The impact on the eurozone looks relatively slight by comparison, with GDP now forecast to rise by 2.8 per cent this year, 1.1 points lower than the previous IMF outlook. Growth is forecast at 2.3 per cent in 2023, a shade below the fund’s previous 2.5 per cent prediction.

But the picture could yet get a lot worse, the IMF says. The fund’s forecasts assume the EU and its allies continue to exempt the Russian energy sector from sanctions.

But the IMF outlook contains an alternative scenario under which embargoes on both oil and gas are imposed on Russia, alongside “the disconnection of Russia from much of the global financial and trade system.”

This darker scenario would deliver a massive hit to EU growth, leaving the level of GDP nearly 3 per cent below the baseline by 2023.

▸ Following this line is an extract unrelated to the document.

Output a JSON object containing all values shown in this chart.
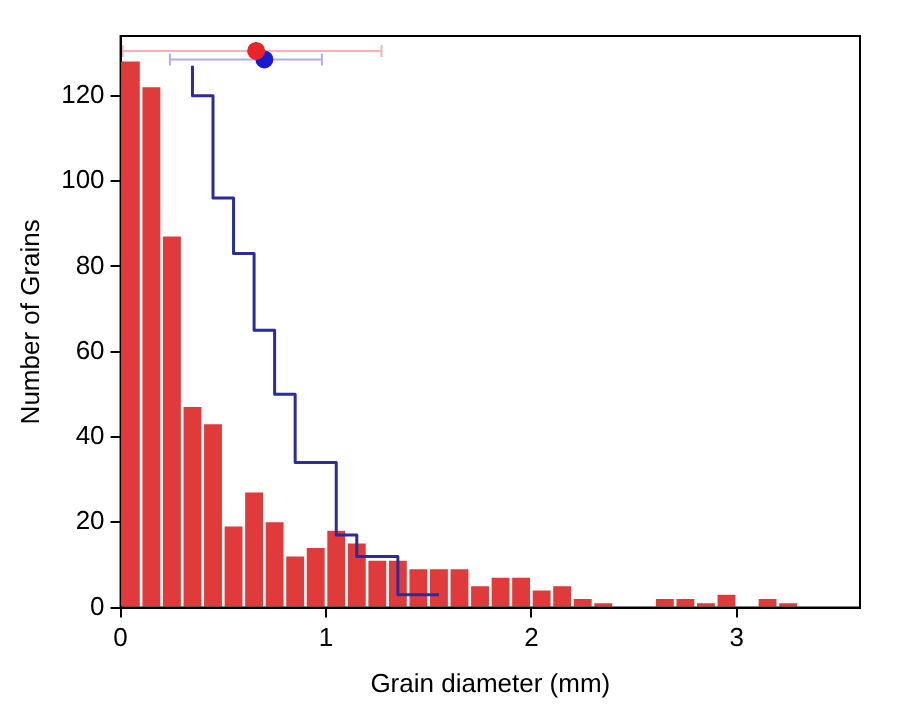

The scale of the dive in GDP helps explain the obvious hesitancy among EU member states when it comes to the details of the next round of sanctions. While the European Commission is pushing for an oil blockade as part of the next package, sanctions on Russian gas exports remain a less imminent prospect.

What to watch today

  1. Emmanuel Macron faces Marine Le Pen in the only televised debate ahead of Sunday’s final round of presidential elections

  2. German foreign minister Annalena Baerbock travels to the Baltic countries to meet her counterparts

Notable, Quotable

  • Sanctions, in court: Russia plans to take legal steps to recover $300bn of its foreign currency reserves frozen by western governments in a bid to overturn one of the most painful measures imposed on Moscow in response to its invasion of Ukraine. No official timeline has been made public, however.

  • Restarting nuclear: In this explainer, the FT is unpacking the reasons why prolonging the life of Germany’s nuclear power plants wouldn’t solve the country’s dependency on Russian oil and gas. For a full picture of Europe’s gas imports and what it would take to replace them, click here.

  • Moving (ware) house: While the UK government launches a search for Brexit opportunities, one group has already discovered them: Dutch warehouse owners. An influx of British-based companies to the Netherlands has swelled as they struggle with the disruption of a customs border across the North Sea.

  • Nato courthouse: The Belgian side of a Paris terror trial kicked off yesterday at Brussels’ former Nato headquarters, VRT News reports. Over a dozen helpers of the suicide bombers who killed 130 people in November 2015 are being tried for taking part in a terrorist plot. Brussels’ own terror trial for the 2016 attack on the airport and the Maalbeek metro stop will take place later this year.